Da qui nasce il concetto di effetti pleiotropici: dal greco pleios (molti) e tropos (modi). Una statina blocca un solo punto, ma produce molti effetti contemporaneamente. È come spegnere un interruttore generale: si fermano insieme l'illuminazione, l'aria condizionata, gli elettrodomestici. Il farmaco è uno, gli effetti benefici sono cinque o sei contemporaneamente.
La cosa più affascinante, e che è stata una delle scoperte più importanti della cardiologia degli ultimi vent'anni, è che il 70% del beneficio delle statine non viene dall'abbassamento del colesterolo. Gli studi di Liao e altri pubblicati su Circulation hanno stimato che la riduzione dell'LDL spiega solo circa il 30% degli infarti evitati. Il resto — la maggior parte — viene dagli effetti pleiotropici. È questa la ragione per cui le statine funzionano anche in pazienti con colesterolo "normale", come ha mostrato JUPITER.
I cinque effetti pleiotropici, uno per uno
Vediamoli adesso uno per uno, con un'idea concreta di cosa fanno e perché contano.
1. L'endotelio: la "vernice interna" dei vasi che le statine ripristinano
Le arterie del nostro corpo non sono semplici tubi. L'interno di ogni vaso sanguigno è rivestito da un singolo strato di cellule chiamato endotelio, e questo strato non è passivo: produce attivamente sostanze che regolano se il sangue scorre liscio o si forma un coagulo, se il vaso si dilata o si restringe, se l'infiammazione si attiva o si spegne. L'endotelio è, letteralmente, l'organo più grande del corpo per superficie, ed è anche il primo a soffrire quando qualcosa va storto: colesterolo alto, ipertensione, diabete, fumo, infiammazione cronica.
La sostanza chiave che l'endotelio produce si chiama ossido nitrico (NO).
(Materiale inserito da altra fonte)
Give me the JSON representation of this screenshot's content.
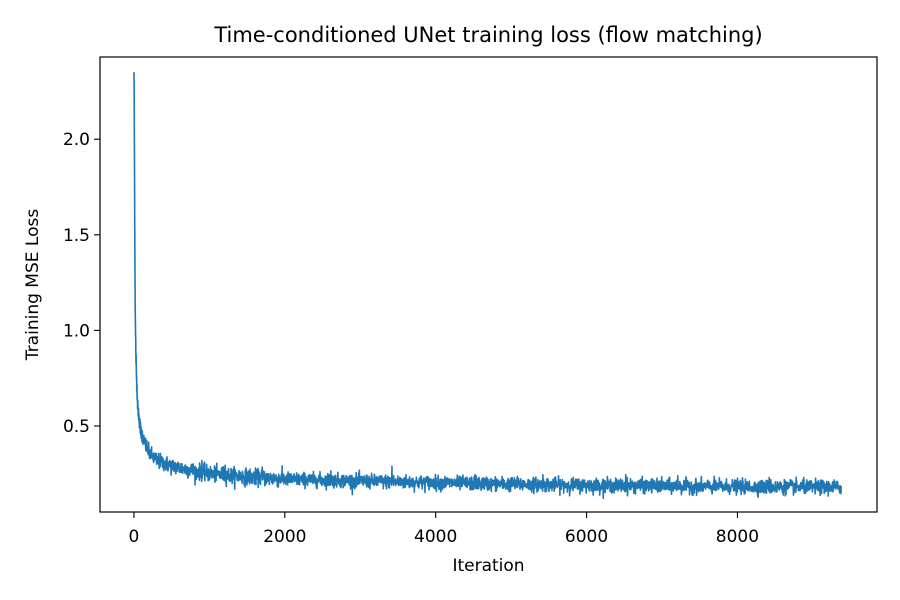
{
  "chart_data": {
    "type": "line",
    "title": "Time-conditioned UNet training loss (flow matching)",
    "xlabel": "Iteration",
    "ylabel": "Training MSE Loss",
    "xlim": [
      -450,
      9850
    ],
    "ylim": [
      0.05,
      2.43
    ],
    "xticks": [
      0,
      2000,
      4000,
      6000,
      8000
    ],
    "xtick_labels": [
      "0",
      "2000",
      "4000",
      "6000",
      "8000"
    ],
    "yticks": [
      0.5,
      1.0,
      1.5,
      2.0
    ],
    "ytick_labels": [
      "0.5",
      "1.0",
      "1.5",
      "2.0"
    ],
    "grid": false,
    "legend": "none",
    "colors": {
      "line": "#1f77b4",
      "axes": "#000000",
      "background": "#ffffff"
    },
    "series": [
      {
        "x_start": 0,
        "x_end": 9375,
        "noise": 0.018,
        "anchors": [
          [
            0,
            2.34
          ],
          [
            2,
            2.3
          ],
          [
            5,
            2.05
          ],
          [
            10,
            1.62
          ],
          [
            15,
            1.22
          ],
          [
            20,
            1.0
          ],
          [
            30,
            0.8
          ],
          [
            50,
            0.6
          ],
          [
            80,
            0.5
          ],
          [
            120,
            0.43
          ],
          [
            200,
            0.36
          ],
          [
            300,
            0.32
          ],
          [
            500,
            0.29
          ],
          [
            800,
            0.265
          ],
          [
            1000,
            0.25
          ],
          [
            1500,
            0.235
          ],
          [
            2000,
            0.222
          ],
          [
            3000,
            0.212
          ],
          [
            4000,
            0.203
          ],
          [
            5000,
            0.196
          ],
          [
            6000,
            0.19
          ],
          [
            7000,
            0.186
          ],
          [
            8000,
            0.182
          ],
          [
            9000,
            0.18
          ],
          [
            9375,
            0.18
          ]
        ],
        "spikes": [
          [
            900,
            0.32
          ],
          [
            1210,
            0.295
          ],
          [
            1700,
            0.285
          ],
          [
            2610,
            0.265
          ],
          [
            3420,
            0.29
          ],
          [
            4520,
            0.245
          ],
          [
            5420,
            0.245
          ],
          [
            6520,
            0.245
          ],
          [
            7210,
            0.24
          ],
          [
            8420,
            0.23
          ]
        ]
      }
    ]
  }
}
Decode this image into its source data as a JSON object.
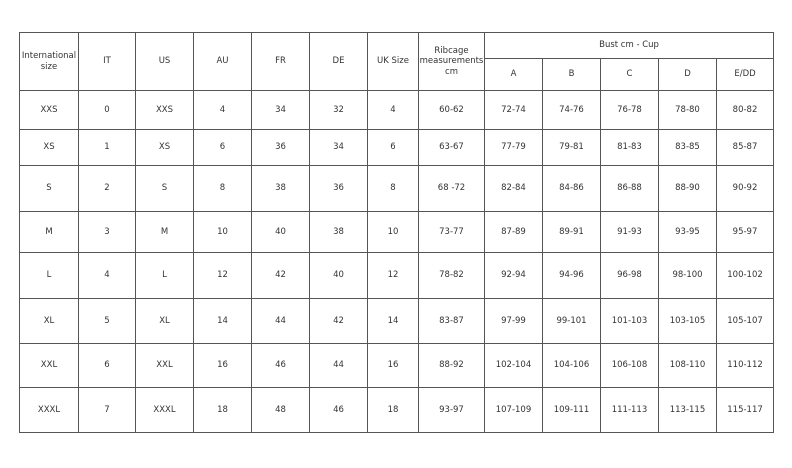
{
  "headers": {
    "international": "International size",
    "it": "IT",
    "us": "US",
    "au": "AU",
    "fr": "FR",
    "de": "DE",
    "uk": "UK Size",
    "ribcage": "Ribcage measurements cm",
    "bust": "Bust cm - Cup",
    "cups": [
      "A",
      "B",
      "C",
      "D",
      "E/DD"
    ]
  },
  "rows": [
    [
      "XXS",
      "0",
      "XXS",
      "4",
      "34",
      "32",
      "4",
      "60-62",
      "72-74",
      "74-76",
      "76-78",
      "78-80",
      "80-82"
    ],
    [
      "XS",
      "1",
      "XS",
      "6",
      "36",
      "34",
      "6",
      "63-67",
      "77-79",
      "79-81",
      "81-83",
      "83-85",
      "85-87"
    ],
    [
      "S",
      "2",
      "S",
      "8",
      "38",
      "36",
      "8",
      "68 -72",
      "82-84",
      "84-86",
      "86-88",
      "88-90",
      "90-92"
    ],
    [
      "M",
      "3",
      "M",
      "10",
      "40",
      "38",
      "10",
      "73-77",
      "87-89",
      "89-91",
      "91-93",
      "93-95",
      "95-97"
    ],
    [
      "L",
      "4",
      "L",
      "12",
      "42",
      "40",
      "12",
      "78-82",
      "92-94",
      "94-96",
      "96-98",
      "98-100",
      "100-102"
    ],
    [
      "XL",
      "5",
      "XL",
      "14",
      "44",
      "42",
      "14",
      "83-87",
      "97-99",
      "99-101",
      "101-103",
      "103-105",
      "105-107"
    ],
    [
      "XXL",
      "6",
      "XXL",
      "16",
      "46",
      "44",
      "16",
      "88-92",
      "102-104",
      "104-106",
      "106-108",
      "108-110",
      "110-112"
    ],
    [
      "XXXL",
      "7",
      "XXXL",
      "18",
      "48",
      "46",
      "18",
      "93-97",
      "107-109",
      "109-111",
      "111-113",
      "113-115",
      "115-117"
    ]
  ]
}
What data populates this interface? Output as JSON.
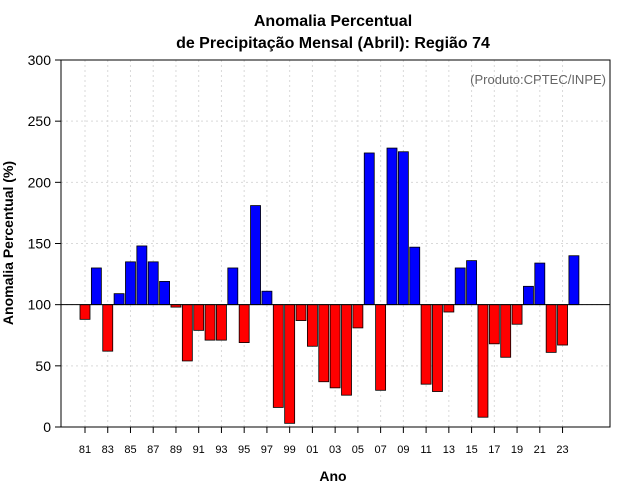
{
  "chart_data": {
    "type": "bar",
    "title": "Anomalia Percentual",
    "subtitle": "de Precipitação Mensal (Abril): Região 74",
    "xlabel": "Ano",
    "ylabel": "Anomalia Percentual (%)",
    "credit": "(Produto:CPTEC/INPE)",
    "ylim": [
      0,
      300
    ],
    "yticks": [
      "0",
      "50",
      "100",
      "150",
      "200",
      "250",
      "300"
    ],
    "baseline": 100,
    "grid": true,
    "colors": {
      "above": "#0000ff",
      "below": "#ff0000"
    },
    "categories": [
      "81",
      "82",
      "83",
      "84",
      "85",
      "86",
      "87",
      "88",
      "89",
      "90",
      "91",
      "92",
      "93",
      "94",
      "95",
      "96",
      "97",
      "98",
      "99",
      "00",
      "01",
      "02",
      "03",
      "04",
      "05",
      "06",
      "07",
      "08",
      "09",
      "10",
      "11",
      "12",
      "13",
      "14",
      "15",
      "16",
      "17",
      "18",
      "19",
      "20",
      "21",
      "22",
      "23",
      "24"
    ],
    "xtick_labels": [
      "81",
      "83",
      "85",
      "87",
      "89",
      "91",
      "93",
      "95",
      "97",
      "99",
      "01",
      "03",
      "05",
      "07",
      "09",
      "11",
      "13",
      "15",
      "17",
      "19",
      "21",
      "23"
    ],
    "values": [
      88,
      130,
      62,
      109,
      135,
      148,
      135,
      119,
      98,
      54,
      79,
      71,
      71,
      130,
      69,
      181,
      111,
      16,
      3,
      87,
      66,
      37,
      32,
      26,
      81,
      224,
      30,
      228,
      225,
      147,
      35,
      29,
      94,
      130,
      136,
      8,
      68,
      57,
      84,
      115,
      134,
      61,
      67,
      140
    ]
  }
}
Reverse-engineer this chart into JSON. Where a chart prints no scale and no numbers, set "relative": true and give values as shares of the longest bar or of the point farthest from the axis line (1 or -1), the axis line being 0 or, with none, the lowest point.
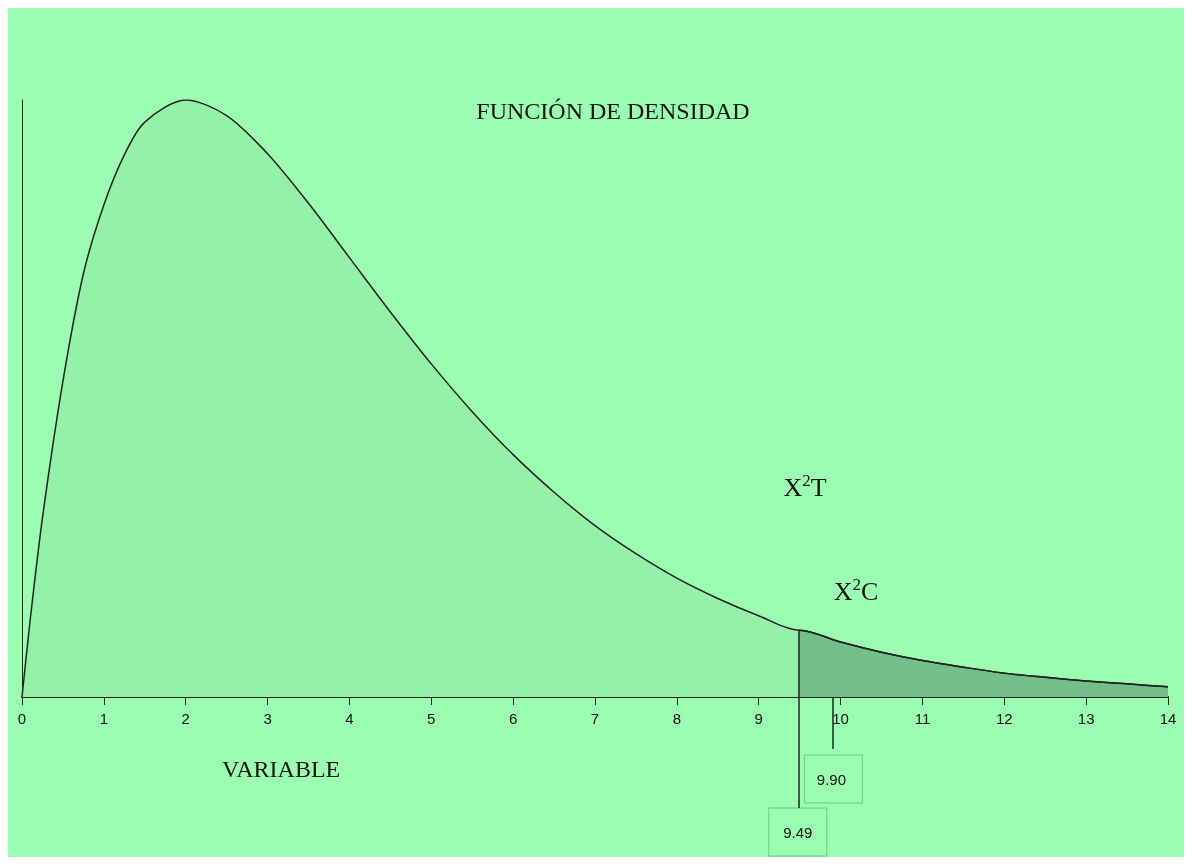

È una molecola minuscola, di tre soli atomi, ma fa cose enormi: rilassa la parete arteriosa, impedisce alle piastrine di attaccarsi, blocca l'infiammazione, frena la proliferazione delle cellule muscolari del vaso. Quando l'endotelio è sano produce molto NO. Quando è malato ne produce poco, ed è da quel momento che inizia, silenziosamente, l'aterosclerosi.
Le statine, attraverso la via del mevalonato che abbiamo visto sopra, agiscono direttamente sull'enzima che produce l'ossido nitrico (eNOS): ne aumentano l'espressione, ne stabilizzano l'RNA messaggero, ne migliorano l'attività. Studi clinici hanno mostrato un miglioramento misurabile della funzione endoteliale entro 6-12 settimane dall'inizio della terapia, ben prima che il colesterolo abbia il tempo di scendere significativamente. Le statine "ridanno fiato" all'endotelio, e questo è uno dei loro meccanismi di azione più potenti.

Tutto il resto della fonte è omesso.